Esse esforço foi fundamental para colher sugestões, identificar críticas construtivas e adaptar o texto às realidades locais da prática forense. Muitas das inovações incorporadas ao CPC de 2015 resultaram diretamente desse diálogo com a sociedade e com os profissionais que lidam diariamente com o sistema de justiça.


O cidadão brasileiro pode, portanto, ter a tranquilidade de que o novo regramento não foi imposto de forma verticalizada ou tecnocrática. Ao contrário, ele é fruto de um processo legislativo democrático, participativo e comprometido com o aprimoramento da prestação jurisdicional.


O CPC completou 10 anos no mês de março recém findo. Para os leitores que não atuam na área jurídica e para os estudantes e advogados no início de carreira, o Sr. pode destacar qual a importância do Código de Processo Civil na vida do cidadão?

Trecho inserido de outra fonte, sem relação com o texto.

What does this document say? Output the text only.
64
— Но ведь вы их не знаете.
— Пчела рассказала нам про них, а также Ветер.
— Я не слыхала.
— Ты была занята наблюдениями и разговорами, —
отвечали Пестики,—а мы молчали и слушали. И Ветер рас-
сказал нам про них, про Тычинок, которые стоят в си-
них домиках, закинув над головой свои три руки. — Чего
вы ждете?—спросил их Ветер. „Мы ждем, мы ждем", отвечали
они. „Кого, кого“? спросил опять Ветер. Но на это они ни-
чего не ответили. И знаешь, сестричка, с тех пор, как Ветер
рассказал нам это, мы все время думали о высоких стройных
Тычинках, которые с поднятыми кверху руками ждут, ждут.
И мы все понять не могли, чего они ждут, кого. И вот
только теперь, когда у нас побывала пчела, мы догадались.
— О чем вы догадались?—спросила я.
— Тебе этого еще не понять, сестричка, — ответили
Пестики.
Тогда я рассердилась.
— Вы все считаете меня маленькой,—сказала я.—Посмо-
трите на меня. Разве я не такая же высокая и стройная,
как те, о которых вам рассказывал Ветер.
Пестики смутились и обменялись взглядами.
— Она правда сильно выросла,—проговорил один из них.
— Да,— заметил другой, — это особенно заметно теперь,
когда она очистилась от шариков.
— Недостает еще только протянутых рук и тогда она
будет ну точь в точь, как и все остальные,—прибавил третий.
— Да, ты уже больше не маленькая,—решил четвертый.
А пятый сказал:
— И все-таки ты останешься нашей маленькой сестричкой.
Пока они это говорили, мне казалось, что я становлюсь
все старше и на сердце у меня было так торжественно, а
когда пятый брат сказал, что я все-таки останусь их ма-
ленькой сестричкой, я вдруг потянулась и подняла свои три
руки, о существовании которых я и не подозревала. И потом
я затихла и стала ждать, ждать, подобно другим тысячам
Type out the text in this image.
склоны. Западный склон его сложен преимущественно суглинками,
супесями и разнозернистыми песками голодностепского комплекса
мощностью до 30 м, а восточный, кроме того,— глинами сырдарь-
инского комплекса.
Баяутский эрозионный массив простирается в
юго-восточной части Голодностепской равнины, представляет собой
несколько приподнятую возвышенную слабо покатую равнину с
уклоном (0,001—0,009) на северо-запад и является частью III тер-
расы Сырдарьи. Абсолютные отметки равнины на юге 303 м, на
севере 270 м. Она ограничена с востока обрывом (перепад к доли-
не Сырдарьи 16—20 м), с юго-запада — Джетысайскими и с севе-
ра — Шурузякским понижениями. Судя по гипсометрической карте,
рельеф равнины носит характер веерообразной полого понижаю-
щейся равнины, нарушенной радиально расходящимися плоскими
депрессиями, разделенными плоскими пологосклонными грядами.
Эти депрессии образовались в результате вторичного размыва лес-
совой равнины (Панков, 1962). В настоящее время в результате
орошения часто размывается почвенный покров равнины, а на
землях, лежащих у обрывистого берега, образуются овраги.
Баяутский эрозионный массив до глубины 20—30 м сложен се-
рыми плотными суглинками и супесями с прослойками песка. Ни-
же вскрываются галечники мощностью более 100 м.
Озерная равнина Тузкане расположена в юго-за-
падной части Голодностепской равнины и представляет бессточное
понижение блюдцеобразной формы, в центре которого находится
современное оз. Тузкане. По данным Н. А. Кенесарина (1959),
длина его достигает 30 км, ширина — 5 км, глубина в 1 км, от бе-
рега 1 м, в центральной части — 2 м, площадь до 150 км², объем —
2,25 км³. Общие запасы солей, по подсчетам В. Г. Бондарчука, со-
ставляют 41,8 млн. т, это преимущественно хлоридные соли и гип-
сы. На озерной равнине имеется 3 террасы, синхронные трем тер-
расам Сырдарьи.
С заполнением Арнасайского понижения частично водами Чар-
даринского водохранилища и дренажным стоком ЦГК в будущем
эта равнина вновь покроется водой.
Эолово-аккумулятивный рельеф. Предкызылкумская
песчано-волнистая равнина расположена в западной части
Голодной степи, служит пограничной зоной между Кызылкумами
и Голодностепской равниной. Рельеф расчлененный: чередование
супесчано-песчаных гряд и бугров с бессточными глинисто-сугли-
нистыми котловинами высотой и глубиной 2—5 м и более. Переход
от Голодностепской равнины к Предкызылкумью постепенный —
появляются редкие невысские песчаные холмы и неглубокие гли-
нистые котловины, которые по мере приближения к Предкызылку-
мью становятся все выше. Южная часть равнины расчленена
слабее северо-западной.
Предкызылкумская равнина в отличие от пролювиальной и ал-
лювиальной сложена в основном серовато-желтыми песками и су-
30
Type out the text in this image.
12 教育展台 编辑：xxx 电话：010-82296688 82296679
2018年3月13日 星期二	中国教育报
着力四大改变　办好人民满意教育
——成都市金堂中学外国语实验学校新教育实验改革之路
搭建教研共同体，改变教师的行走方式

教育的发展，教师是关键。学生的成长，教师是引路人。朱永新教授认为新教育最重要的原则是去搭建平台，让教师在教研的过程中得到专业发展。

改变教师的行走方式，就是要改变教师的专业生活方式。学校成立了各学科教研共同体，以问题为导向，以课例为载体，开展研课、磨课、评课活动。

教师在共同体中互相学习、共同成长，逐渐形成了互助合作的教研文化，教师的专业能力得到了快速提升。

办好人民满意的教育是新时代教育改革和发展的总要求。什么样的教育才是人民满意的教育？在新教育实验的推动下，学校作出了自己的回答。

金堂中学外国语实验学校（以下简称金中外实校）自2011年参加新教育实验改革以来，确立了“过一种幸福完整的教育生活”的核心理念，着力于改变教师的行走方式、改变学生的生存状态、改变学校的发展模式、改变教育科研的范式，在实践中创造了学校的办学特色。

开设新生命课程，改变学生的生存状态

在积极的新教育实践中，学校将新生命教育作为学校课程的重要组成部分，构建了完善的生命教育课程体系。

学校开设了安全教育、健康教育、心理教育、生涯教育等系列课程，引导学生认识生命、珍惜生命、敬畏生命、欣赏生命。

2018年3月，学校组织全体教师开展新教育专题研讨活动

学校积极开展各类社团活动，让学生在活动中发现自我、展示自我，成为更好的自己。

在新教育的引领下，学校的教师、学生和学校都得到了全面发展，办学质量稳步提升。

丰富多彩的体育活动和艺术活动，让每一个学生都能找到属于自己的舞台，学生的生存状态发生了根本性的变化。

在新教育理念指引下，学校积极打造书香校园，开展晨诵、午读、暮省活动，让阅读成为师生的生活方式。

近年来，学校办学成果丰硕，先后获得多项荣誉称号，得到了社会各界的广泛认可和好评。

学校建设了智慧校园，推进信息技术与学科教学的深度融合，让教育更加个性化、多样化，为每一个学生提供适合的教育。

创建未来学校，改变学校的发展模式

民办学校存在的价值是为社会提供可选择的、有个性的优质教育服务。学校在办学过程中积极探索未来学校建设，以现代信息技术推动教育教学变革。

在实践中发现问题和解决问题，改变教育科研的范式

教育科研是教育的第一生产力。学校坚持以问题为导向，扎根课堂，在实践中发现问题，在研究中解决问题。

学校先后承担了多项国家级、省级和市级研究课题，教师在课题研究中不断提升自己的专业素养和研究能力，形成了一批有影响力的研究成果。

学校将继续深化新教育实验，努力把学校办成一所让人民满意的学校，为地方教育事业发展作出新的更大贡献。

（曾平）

O Código de Processo Civil (CPC) é a norma que organiza e regula o funcionamento dos processos judiciais nas áreas que envolvem conflitos privados — como questões familiares, contratos, responsabilidade civil, obrigações e direitos patrimoniais. Ele define, de forma clara, como se inicia, se desenvolve e se encerra um processo perante o Poder Judiciário. Por isso, embora seja um instrumento técnico, sua importância afeta diretamente a vida do cidadão.


A principal função do CPC é garantir que o acesso à justiça seja efetivo, célere e justo. Em outras palavras, ele é o conjunto de regras que assegura que os direitos previstos na Constituição e nas leis possam ser concretizados por meio de decisões judiciais. Sem um processo bem estruturado, não há como transformar o direito em realidade.


O CPC de 2015 introduziu avanços relevantes nesse sentido. Ele fortaleceu a duração razoável do processo, estimulou a conciliação, conferiu maior previsibilidade às decisões judiciais e valorizou a atuação da advocacia. Também trouxe mecanismos para uniformizar a jurisprudência, evitando decisões contraditórias sobre temas semelhantes, o que traz mais segurança jurídica à sociedade.


Mesmo quem nunca precisou recorrer ao Judiciário é beneficiado por um sistema processual eficiente. Um Código moderno contribui para a estabilidade das relações sociais, a previsibilidade nas relações econômicas e a confiança nas instituições.


Portanto, o CPC é um instrumento essencial para a efetivação da cidadania. É ele que viabiliza o exercício dos direitos de forma organizada, imparcial e equilibrada, sendo peça-chave no funcionamento do Estado Democrático de Direito.


Um dos objetivos do novo Código foi tornar o processo judicial mais célere. Após 10 anos, atualmente temos 80 milhões de processo ativos. O Sr. acha que esta é uma evidência de que esse objetivo não foi alcançado? Na sua visão, quais as principais alterações implementadas para aumentar a celeridade processual?


O elevado número de processos ativos no Brasil é um dado relevante, mas não pode ser tomado, por si só, como indicativo de que o Código de Processo Civil de 2015 falhou em seu objetivo de conferir maior celeridade ao processo judicial. A morosidade da justiça brasileira decorre de um conjunto de fatores estruturais que vão além do texto legal.